SACRAMENTO, Calif. — The federal Deferred Action for Childhood Arrivals (DACA) program turned five Aug. 15. The policy lets immigrant youth under 30 who arrived stateside to apply for legal living and working status provided they have no criminal record and, crucially, to avoid deportation.

Since 2012, about 800,000 immigrant youth across the U.S. have entered the DACA program, and 27 percent (216,000) live and work in California, according to Rhonda Rios Kravitz, head of Alianza, a nonprofit group that advocates for DACA youth.
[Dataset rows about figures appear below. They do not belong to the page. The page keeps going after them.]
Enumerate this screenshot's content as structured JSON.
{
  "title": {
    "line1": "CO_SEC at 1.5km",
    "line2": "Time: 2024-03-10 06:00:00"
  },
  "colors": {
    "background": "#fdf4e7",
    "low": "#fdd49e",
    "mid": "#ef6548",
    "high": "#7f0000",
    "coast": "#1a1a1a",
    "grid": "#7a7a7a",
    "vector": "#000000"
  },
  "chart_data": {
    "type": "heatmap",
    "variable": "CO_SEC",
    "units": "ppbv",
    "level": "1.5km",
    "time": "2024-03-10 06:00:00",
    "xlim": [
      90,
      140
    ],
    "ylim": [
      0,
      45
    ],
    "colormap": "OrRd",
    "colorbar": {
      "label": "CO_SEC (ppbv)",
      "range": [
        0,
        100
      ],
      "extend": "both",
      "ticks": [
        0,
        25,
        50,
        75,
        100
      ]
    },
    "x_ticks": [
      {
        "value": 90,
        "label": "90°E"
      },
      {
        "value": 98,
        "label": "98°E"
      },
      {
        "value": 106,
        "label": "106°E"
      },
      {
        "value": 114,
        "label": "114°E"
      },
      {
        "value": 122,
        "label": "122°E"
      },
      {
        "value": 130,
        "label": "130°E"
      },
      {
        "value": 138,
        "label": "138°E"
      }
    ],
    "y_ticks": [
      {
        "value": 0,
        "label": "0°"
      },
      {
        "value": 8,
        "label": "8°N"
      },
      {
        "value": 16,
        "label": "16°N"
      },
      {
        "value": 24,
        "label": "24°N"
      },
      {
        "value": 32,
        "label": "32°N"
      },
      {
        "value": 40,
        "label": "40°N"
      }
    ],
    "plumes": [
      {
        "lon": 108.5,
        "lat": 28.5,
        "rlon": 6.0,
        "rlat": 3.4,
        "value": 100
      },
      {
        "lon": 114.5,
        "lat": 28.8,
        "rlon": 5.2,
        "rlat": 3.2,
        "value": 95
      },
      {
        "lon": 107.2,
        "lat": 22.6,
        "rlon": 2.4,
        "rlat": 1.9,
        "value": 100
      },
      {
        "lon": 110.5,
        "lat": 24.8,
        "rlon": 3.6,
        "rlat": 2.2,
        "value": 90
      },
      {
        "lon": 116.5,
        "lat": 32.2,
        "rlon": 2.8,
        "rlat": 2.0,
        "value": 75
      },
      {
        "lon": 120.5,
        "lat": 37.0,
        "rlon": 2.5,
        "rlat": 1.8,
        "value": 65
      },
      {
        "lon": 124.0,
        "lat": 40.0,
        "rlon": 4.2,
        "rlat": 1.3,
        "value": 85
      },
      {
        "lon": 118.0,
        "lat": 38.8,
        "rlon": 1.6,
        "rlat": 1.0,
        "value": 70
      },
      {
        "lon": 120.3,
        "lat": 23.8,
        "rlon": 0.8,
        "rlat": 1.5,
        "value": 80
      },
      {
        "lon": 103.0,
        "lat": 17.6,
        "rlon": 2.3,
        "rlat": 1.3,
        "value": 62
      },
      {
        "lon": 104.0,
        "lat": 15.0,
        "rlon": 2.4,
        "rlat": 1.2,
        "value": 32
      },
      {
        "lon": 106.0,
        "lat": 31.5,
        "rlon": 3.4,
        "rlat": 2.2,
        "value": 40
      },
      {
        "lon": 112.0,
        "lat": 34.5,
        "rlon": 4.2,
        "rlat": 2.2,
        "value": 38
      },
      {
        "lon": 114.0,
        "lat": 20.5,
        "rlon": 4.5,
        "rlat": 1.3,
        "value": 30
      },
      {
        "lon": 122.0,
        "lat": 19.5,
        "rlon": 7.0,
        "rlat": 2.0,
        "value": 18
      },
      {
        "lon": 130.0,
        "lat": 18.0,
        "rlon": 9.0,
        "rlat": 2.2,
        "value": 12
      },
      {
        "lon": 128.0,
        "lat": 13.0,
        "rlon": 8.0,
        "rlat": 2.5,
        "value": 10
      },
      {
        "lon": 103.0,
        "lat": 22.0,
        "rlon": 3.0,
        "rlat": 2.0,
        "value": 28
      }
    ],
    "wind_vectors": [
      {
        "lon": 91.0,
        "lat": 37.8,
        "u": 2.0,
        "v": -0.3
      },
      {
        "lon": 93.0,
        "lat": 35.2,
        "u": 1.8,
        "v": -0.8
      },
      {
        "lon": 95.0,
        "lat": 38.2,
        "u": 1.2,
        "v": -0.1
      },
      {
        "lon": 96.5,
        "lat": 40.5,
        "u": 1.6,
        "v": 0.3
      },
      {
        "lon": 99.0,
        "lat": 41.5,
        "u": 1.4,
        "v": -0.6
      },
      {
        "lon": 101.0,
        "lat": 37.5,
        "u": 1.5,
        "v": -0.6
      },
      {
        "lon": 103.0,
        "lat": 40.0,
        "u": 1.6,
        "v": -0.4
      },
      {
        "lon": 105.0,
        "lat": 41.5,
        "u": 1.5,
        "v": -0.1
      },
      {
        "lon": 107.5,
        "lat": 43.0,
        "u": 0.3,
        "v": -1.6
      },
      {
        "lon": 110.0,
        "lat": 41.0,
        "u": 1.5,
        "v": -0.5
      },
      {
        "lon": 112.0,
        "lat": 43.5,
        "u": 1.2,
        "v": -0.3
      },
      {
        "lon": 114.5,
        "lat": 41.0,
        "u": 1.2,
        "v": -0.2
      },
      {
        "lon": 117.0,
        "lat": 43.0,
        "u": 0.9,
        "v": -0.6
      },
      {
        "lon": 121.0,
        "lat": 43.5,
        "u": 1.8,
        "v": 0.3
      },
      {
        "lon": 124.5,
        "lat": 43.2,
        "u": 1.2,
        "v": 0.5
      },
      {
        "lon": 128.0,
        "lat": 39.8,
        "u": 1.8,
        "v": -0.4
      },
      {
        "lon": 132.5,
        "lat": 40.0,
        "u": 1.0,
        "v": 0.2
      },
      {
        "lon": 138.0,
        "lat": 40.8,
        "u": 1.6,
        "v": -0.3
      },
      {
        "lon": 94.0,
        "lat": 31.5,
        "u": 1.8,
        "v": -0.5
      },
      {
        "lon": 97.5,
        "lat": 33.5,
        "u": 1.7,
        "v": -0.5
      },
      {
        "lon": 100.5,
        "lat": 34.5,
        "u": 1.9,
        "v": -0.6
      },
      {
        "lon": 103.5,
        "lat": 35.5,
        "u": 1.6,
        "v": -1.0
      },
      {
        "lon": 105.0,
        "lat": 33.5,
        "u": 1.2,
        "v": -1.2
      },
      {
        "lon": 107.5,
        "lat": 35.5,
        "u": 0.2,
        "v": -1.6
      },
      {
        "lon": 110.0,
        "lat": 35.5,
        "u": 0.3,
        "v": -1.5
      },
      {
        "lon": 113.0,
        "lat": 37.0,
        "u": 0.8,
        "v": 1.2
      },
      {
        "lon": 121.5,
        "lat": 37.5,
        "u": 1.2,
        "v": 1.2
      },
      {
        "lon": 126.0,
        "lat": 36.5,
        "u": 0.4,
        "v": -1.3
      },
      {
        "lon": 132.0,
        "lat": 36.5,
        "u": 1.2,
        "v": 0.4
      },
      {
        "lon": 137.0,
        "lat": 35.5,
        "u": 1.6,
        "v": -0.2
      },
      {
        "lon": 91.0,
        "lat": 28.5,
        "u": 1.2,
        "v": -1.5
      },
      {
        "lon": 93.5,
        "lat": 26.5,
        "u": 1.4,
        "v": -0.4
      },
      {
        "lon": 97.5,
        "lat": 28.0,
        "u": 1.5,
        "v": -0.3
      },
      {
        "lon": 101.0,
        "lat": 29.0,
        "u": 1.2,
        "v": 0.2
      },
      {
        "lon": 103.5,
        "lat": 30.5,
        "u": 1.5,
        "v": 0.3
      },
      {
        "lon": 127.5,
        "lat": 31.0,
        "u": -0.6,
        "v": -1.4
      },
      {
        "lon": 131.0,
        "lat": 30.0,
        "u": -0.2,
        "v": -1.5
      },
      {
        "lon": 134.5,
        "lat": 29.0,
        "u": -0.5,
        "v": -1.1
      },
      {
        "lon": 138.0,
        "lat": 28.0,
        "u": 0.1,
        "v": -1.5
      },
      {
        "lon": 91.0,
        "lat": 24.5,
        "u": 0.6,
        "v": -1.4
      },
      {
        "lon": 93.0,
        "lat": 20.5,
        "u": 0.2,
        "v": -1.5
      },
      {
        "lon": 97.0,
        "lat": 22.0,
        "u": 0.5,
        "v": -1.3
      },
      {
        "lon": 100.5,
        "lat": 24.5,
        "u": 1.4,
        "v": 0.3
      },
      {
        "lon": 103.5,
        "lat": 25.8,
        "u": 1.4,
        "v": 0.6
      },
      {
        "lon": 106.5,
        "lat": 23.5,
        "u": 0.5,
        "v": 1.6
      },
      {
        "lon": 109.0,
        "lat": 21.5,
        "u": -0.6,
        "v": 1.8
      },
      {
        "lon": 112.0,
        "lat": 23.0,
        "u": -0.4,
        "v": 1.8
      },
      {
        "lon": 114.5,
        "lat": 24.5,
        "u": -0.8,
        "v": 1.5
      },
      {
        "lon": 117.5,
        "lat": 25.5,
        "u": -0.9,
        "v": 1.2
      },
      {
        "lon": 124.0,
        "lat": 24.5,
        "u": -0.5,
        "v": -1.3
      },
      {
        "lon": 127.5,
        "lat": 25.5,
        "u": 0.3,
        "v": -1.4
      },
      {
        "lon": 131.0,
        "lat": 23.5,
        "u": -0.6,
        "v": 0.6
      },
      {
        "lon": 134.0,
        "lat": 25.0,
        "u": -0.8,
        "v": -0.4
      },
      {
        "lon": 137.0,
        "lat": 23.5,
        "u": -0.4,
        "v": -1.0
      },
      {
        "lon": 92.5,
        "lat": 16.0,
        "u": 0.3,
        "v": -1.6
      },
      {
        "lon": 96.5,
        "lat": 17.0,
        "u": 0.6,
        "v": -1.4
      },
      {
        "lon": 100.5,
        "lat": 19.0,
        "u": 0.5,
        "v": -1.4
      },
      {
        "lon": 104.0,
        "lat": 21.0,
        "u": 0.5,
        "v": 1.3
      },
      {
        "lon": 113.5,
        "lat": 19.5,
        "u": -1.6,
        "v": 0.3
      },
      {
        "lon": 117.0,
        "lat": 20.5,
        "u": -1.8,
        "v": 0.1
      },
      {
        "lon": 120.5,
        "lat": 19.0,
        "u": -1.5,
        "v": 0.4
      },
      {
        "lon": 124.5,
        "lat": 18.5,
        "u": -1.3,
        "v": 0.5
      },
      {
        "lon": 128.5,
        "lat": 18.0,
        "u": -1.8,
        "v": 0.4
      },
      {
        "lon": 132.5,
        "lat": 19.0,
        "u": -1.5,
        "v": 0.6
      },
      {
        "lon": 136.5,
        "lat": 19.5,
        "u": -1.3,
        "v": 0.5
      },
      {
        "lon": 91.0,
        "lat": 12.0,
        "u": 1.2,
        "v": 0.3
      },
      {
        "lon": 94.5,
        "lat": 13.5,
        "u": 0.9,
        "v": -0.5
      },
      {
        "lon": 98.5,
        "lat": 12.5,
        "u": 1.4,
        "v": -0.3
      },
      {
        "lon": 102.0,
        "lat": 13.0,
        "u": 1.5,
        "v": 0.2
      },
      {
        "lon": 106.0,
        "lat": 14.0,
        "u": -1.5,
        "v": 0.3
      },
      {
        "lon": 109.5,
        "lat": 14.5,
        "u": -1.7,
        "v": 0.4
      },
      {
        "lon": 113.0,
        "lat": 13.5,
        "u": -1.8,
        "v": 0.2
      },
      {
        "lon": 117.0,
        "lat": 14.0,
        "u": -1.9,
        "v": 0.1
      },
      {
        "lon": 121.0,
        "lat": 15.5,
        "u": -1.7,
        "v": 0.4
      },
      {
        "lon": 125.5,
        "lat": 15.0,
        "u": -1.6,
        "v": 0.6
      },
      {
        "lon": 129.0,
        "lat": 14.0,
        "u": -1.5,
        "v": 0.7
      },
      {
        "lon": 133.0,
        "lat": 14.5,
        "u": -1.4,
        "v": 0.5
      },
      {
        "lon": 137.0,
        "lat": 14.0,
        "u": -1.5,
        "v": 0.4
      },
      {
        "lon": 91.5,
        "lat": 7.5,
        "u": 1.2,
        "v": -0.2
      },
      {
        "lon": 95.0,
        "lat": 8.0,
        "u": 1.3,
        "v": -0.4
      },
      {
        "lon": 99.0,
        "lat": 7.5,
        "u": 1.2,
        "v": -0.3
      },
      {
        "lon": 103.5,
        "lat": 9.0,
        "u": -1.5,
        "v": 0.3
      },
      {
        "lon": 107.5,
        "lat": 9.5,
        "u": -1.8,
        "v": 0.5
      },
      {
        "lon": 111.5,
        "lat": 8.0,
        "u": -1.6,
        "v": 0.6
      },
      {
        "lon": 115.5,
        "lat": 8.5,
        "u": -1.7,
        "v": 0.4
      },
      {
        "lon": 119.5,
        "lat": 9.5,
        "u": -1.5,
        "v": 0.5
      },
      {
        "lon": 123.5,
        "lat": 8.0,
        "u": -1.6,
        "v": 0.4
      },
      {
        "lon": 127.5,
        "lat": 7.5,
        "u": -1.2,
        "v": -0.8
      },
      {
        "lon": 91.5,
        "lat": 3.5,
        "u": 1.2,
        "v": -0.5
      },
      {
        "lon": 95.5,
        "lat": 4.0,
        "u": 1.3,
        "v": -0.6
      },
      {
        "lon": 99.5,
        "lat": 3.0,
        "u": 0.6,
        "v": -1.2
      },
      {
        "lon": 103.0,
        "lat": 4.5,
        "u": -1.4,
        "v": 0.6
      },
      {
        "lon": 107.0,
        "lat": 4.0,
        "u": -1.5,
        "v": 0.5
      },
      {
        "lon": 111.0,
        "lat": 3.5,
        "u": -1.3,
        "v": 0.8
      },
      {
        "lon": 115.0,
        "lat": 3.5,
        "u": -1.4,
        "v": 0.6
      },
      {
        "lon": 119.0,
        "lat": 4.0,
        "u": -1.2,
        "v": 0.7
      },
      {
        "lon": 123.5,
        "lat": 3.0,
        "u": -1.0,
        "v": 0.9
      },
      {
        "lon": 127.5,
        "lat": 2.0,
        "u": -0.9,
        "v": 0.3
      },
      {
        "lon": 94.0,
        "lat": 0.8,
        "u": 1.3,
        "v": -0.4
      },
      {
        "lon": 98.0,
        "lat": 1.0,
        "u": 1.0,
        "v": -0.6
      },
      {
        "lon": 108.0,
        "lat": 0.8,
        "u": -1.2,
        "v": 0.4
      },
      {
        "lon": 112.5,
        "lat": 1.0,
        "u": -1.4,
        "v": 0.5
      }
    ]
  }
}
"There is heightened fear in the immigrant community now," she said, due to the uncertainty of the DACA program continuing under President Donald Trump. On the campaign trail, Trump vowed to end the program, but has softened that stance since taking office, despite escalating immigration enforcement.

"There are no negative consequences to the DACA program," said Yesenia, 27, an immigrant from Michoacán, Mexico, who declined to use her surname, is a current DACA recipient working full-time, and pursuing a master's degree in public policy at California State University, Sacramento (CSUS).

Yesenia is referring to the fees and taxes that the program's recipients pay. The fee for initial applicants and annual renewals of DACA is $495, and program recipients also pay local, state and federal taxes just like native citizens. With 800,000 immigrants paying $495 annually, the program brings in nearly $400 million each year.

Currently, a caravan of DACA youth is traveling throughout California to speak with elected officials and to spur favorable public opinion. Congresswoman Doris Matsui (D-Sacramento) backs the continuation of DACA, as does California Gov. Jerry Brown, a Democrat.

"We support our DACA students forever," said Robert S. Nelsen, CSUS president, at an Aug. 15 news conference at the school.

Crucially, DACA does not provide a path to U.S. citizenship. That is why comprehensive immigration reform is such an urgent matter, Rios Kravitz said.

State attorneys general in Arkansas, Alabama, Kansas, Nebraska, South Carolina, Tennessee and West Virginia have sent letters of intention to sue to Trump if he does not rescind DACA, according to Rios Kravitz.

The California Chamber of Commerce declined a request to comment.

"Last weekend's events in Charlottesville, Virginia, are deeply related to threats to DACA," said Jennifer Eagan, president of the California Faculty Association, a labor union of professors, librarians and coaches. "We are not going to let the president and his red state confederates repeal DACA. That is unacceptable."

"DACA pushes our campuses to do policy-wise what is vital and ethical," said Margarita Ines Berta-Ávila, a professor in the College of Education at CSUS.

Other speakers at the Aug. 15 news conference drew parallels between the Civil Rights Movement of the 1950s and 1960s, which fought and defeated legal discrimination against black Americans, to defending the DACA program for immigrant youth today.